I am a family man. A big one. I have one wife, nine children, and four grandchildren. We all live together in our small house in the outskirts of Yola. Every one of them depends on me. There’s my oldest son, who finished secondary school, but we can’t afford college. He helps me whenever he can, taking up odd jobs to send a little money home. My daughters help too by selling small tuwo at the market. One of them is married and now a mother herself. But some of my children are still young: going to primary school, running around the courtyard. The smallest grandchild is Isaac. I worry inside of me. Can I feed them all next month? Can I pay for the next school term?

The monthly twenty thousand naira they are paying me is barely enough to cover our needs. So we do what many families around here do: we turn to our little maize farm. Every few weeks, when I can scrape together a few thousand naira from this salary, I take it to buy a bag of maize. The rest of the money goes to my wife, Amina. She wakes up early most days to grind some of that maize with a machine into fine flour. From that, she makes tuwo, a thick, earthy maize porridge that people here sell by the roadside. With the money she makes, we buy salt, pepper, maybe a little meat if the price isn’t too high. What I don’t spend goes into making sure the next bag of maize is bought. This is how we feed all of us.

Some days, I wonder how a man like me with nine children and grandchildren can stand so long with only one steady income. My wife and I have nine mouths to feed every day. Every naira is budgeted down to the last kobo. But I never complain too loudly. They never complain, either. At least this salary, however very small, still keeps us alive and keeps hunger away. God has given me the health and strength to work, and for that I am grateful. I tell myself there’s no point in regret.
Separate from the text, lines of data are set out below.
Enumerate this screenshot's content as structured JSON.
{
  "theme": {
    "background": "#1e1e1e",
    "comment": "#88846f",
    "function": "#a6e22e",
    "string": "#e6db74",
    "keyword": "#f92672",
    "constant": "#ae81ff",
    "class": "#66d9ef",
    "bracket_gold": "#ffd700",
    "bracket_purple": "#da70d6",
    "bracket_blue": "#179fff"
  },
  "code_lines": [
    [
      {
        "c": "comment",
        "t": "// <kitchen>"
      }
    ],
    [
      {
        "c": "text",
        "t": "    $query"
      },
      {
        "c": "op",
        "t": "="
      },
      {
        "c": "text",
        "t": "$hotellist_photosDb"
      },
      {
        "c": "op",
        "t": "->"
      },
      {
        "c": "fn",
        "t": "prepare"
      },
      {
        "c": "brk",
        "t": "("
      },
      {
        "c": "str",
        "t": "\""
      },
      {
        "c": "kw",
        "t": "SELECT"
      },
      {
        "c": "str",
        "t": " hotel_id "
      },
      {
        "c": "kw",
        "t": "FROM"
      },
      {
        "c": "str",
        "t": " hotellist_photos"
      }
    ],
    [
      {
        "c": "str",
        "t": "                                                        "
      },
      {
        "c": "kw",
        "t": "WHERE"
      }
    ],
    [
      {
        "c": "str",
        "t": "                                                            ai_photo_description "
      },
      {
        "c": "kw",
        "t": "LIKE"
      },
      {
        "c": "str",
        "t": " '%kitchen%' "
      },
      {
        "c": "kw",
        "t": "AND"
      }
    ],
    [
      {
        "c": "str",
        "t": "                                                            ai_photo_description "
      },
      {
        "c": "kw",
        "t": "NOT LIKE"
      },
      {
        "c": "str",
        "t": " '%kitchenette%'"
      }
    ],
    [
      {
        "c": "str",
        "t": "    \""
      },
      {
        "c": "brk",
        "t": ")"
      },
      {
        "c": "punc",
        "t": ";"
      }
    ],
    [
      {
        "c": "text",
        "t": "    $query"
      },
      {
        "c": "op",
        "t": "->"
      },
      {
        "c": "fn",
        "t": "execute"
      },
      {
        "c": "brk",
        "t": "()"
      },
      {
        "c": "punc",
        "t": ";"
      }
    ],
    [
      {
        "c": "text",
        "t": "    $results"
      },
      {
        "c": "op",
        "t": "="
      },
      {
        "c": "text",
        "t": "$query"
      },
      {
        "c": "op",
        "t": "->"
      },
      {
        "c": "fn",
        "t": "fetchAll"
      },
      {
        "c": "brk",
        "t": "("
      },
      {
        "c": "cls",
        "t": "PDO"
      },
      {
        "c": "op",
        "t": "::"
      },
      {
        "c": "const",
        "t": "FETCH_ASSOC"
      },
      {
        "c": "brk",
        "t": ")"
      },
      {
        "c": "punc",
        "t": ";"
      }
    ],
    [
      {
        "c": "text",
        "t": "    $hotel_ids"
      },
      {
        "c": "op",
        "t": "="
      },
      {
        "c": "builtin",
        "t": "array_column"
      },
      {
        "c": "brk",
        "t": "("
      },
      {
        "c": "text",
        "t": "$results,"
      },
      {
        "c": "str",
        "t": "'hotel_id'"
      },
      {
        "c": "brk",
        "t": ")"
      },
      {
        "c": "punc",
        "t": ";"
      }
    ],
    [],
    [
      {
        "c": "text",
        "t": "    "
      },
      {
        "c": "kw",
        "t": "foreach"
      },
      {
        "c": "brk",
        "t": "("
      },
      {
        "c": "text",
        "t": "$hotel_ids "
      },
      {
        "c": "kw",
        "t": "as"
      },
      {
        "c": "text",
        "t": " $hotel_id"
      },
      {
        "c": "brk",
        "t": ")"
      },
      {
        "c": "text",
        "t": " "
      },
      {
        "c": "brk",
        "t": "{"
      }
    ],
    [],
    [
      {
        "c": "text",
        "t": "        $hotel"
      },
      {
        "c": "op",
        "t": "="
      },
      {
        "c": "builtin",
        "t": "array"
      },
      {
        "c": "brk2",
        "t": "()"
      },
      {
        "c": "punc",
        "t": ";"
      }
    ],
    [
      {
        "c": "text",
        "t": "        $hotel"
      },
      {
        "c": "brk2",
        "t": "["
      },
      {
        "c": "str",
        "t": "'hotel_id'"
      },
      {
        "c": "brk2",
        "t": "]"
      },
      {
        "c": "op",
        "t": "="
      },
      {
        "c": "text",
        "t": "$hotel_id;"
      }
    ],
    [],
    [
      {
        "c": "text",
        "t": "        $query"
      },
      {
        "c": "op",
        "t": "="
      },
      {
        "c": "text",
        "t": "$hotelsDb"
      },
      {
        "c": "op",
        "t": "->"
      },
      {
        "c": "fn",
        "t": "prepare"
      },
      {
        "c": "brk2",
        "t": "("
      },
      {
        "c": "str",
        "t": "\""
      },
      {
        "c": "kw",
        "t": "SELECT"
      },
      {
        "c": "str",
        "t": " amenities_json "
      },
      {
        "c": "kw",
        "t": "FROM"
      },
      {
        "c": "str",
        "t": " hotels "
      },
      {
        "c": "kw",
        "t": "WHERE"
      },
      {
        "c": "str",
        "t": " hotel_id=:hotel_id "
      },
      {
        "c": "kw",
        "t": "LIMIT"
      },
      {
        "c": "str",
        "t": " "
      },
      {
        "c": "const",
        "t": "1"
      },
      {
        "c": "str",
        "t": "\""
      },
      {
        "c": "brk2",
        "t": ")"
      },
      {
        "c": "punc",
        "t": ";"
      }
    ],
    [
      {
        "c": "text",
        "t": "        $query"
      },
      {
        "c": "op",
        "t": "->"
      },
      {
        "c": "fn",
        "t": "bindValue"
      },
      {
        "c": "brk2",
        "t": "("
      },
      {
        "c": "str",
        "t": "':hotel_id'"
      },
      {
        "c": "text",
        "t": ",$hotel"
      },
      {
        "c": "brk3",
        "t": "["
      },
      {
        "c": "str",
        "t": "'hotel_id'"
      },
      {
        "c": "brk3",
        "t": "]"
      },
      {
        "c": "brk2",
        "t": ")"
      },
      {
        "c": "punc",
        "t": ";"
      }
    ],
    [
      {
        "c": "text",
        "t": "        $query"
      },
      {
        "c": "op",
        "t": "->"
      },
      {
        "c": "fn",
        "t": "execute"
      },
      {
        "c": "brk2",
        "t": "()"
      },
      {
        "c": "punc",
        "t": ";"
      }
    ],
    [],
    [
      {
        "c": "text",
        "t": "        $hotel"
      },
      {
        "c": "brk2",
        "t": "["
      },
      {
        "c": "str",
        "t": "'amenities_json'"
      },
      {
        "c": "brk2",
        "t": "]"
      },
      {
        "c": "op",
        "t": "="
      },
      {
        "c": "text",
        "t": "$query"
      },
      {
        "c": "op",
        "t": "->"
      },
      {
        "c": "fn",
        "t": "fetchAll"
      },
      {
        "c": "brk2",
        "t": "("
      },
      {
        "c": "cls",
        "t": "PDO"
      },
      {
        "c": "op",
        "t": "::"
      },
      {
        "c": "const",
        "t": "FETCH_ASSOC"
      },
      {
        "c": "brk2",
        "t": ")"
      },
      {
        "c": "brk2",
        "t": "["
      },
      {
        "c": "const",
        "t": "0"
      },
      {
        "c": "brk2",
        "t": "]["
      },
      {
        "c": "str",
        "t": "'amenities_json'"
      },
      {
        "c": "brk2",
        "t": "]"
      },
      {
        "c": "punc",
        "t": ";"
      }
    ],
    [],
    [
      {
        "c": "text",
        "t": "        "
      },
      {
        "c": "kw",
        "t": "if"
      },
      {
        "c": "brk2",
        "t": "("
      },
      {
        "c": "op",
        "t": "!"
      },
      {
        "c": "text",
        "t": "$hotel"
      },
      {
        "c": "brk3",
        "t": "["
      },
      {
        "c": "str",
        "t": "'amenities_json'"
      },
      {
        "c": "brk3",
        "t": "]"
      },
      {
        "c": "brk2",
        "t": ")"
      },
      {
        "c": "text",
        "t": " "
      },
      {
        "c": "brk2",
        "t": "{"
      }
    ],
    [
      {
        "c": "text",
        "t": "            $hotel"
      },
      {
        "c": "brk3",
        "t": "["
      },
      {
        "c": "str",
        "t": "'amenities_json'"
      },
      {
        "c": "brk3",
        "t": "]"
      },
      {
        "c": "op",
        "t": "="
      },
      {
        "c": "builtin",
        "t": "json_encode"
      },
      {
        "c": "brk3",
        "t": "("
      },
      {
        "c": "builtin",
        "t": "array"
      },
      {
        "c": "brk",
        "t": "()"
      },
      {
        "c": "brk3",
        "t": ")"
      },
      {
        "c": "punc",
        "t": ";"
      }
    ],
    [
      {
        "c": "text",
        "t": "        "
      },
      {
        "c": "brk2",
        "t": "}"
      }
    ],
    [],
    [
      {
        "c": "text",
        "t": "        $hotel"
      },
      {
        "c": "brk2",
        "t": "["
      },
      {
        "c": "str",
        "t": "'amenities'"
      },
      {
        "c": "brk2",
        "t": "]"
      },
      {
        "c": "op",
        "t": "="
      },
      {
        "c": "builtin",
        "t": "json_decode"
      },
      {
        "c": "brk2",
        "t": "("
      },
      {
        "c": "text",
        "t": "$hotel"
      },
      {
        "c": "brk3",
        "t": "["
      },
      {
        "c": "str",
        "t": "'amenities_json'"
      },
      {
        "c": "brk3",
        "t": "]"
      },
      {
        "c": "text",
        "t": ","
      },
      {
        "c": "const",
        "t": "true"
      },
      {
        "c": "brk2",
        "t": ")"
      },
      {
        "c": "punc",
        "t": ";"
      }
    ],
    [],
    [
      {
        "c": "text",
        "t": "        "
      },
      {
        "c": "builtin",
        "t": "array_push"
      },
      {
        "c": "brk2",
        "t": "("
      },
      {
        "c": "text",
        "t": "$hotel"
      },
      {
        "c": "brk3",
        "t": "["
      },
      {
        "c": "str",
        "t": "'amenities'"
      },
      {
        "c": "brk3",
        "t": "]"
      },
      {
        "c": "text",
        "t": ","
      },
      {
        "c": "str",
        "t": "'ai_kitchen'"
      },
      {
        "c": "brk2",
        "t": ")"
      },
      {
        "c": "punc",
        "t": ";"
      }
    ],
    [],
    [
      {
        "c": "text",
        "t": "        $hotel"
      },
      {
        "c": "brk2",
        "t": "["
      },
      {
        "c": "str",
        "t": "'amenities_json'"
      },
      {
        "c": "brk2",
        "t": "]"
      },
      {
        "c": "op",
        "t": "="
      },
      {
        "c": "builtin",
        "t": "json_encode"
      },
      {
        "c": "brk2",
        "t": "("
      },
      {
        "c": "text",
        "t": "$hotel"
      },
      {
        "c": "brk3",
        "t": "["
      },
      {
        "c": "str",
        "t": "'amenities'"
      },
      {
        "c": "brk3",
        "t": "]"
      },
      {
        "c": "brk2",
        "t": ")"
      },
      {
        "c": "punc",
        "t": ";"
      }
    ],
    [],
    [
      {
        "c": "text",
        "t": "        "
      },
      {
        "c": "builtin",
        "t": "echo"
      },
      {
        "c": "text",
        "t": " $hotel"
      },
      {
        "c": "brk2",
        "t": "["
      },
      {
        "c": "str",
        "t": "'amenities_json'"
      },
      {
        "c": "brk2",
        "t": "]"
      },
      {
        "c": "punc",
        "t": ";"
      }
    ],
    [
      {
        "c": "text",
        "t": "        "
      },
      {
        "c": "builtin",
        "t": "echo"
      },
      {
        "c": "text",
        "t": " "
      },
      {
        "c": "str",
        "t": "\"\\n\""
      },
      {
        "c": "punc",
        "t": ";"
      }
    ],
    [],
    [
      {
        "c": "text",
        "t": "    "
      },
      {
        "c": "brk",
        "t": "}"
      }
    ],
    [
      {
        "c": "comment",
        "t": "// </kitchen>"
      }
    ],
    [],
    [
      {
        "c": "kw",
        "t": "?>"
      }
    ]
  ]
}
We still have food today, thanks to this job and my wife’s maize, and God’s mercy.

For me, what they told me when I first came was that sooner or later, they’d come and make me permanent. So I stayed here. This is how I stay here waiting, and there’s nothing I can say again. I’ve never applied for any government work aside from this security man that I am doing here in the secretariat, because even here, it’s my secondary school certificate that I brought here to get the work. Since I’m always here, what work can I do? 

In the end, I try not to regret. I will remain here. I have become used to this place. Even if I become a permanent staff member one day, I’ll probably retire soon after, but that’s not a failure. If it happens, I will be thankful. Until then, I have no choice but to wait.


As narrated by: Adamu Ibrahim (Jimeta, Nigeria).


This snippet is published as part of the series, The Casual Workers of Adamawa.